The tendonitis was REALLY bad today. I could hardly walk! The heel feels ok, a bit swollen and a bit of pain but not so bad as to be the full reason for my lack of mobility today. I don't understand it and I hate limping around as if I'm ancient! So not much happened for exercise today. As I sit here typing, it's throbbing.
My boss' boss, the guy who got me started in the paralegal program told me yesterday that I will be doing some paralegal work for the company. I think this falls into the category of "be careful what you wish for". I DO want to do the work and I want to increase my usefulness in the hopes that I will learn and earn and also protect my job. BUT it's going to be with the attorney who can be so belittling. We don't work well together. I will approach this as an opportunity to grow a thicker skin. She won't change, so I have to. It will be a challenge!

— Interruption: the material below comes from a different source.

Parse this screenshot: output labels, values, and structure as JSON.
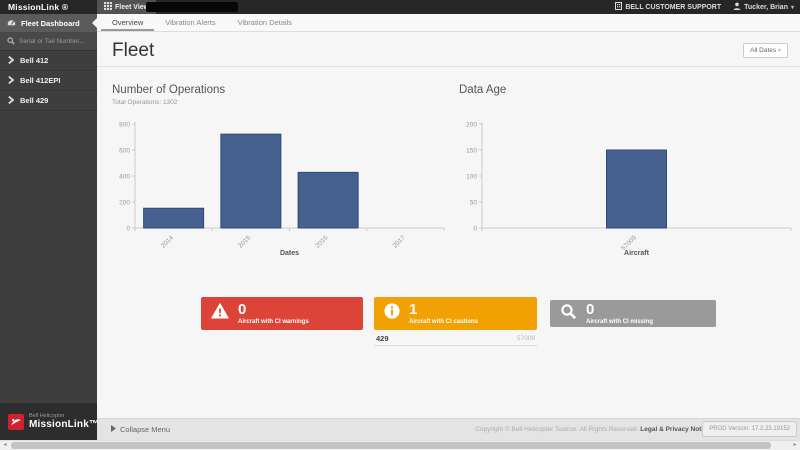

I am overly tired tonight, overly hungry tonight and just very glad to be home.
Thursday, July 01, 2010
No, I don't live in Canada, have never been there (luggage has been), but I know today is Canada Day and some of my SparkFriends are Canadian, so a shout out seemed appropriate.
An odd day - about 33 calories below range and pretty low on everything else. That means I over ate somehow. But I still feel hungry.
I am bone tired and overwhelmed. Some of that might be coming down off the adrenaline of graduation, the stress that the party change brought...It will pass.
I got 9811 steps in today and not much else. I've done little more than walking this week in an effort to allow the tendonitis to calm down. I know I need to get back to the strength training and everything else...
My party is still on, but we had to move it outside. That will be awkward, but a more important corporate meeting takes precedence for our only large conference room. Had I known it was a meeting with local people like the mayor, I would not have been stressed last night! The way it was explained was a simple case of too many people more than expected. I had reserved the room months ago and thought someone was exhibiting bad planning. I am SO glad I took the high road in my response and didn't reveal how I really felt! It seems that more and more, almost daily, I am reminded that I don't know the whole story. When I remember that, I am far less judgmental and far less likely to react badly to what could be perceived as attacks against me...!
Thanks, JakeandNellie and all of my Spark family - you have helped make this a week I won't soon forget!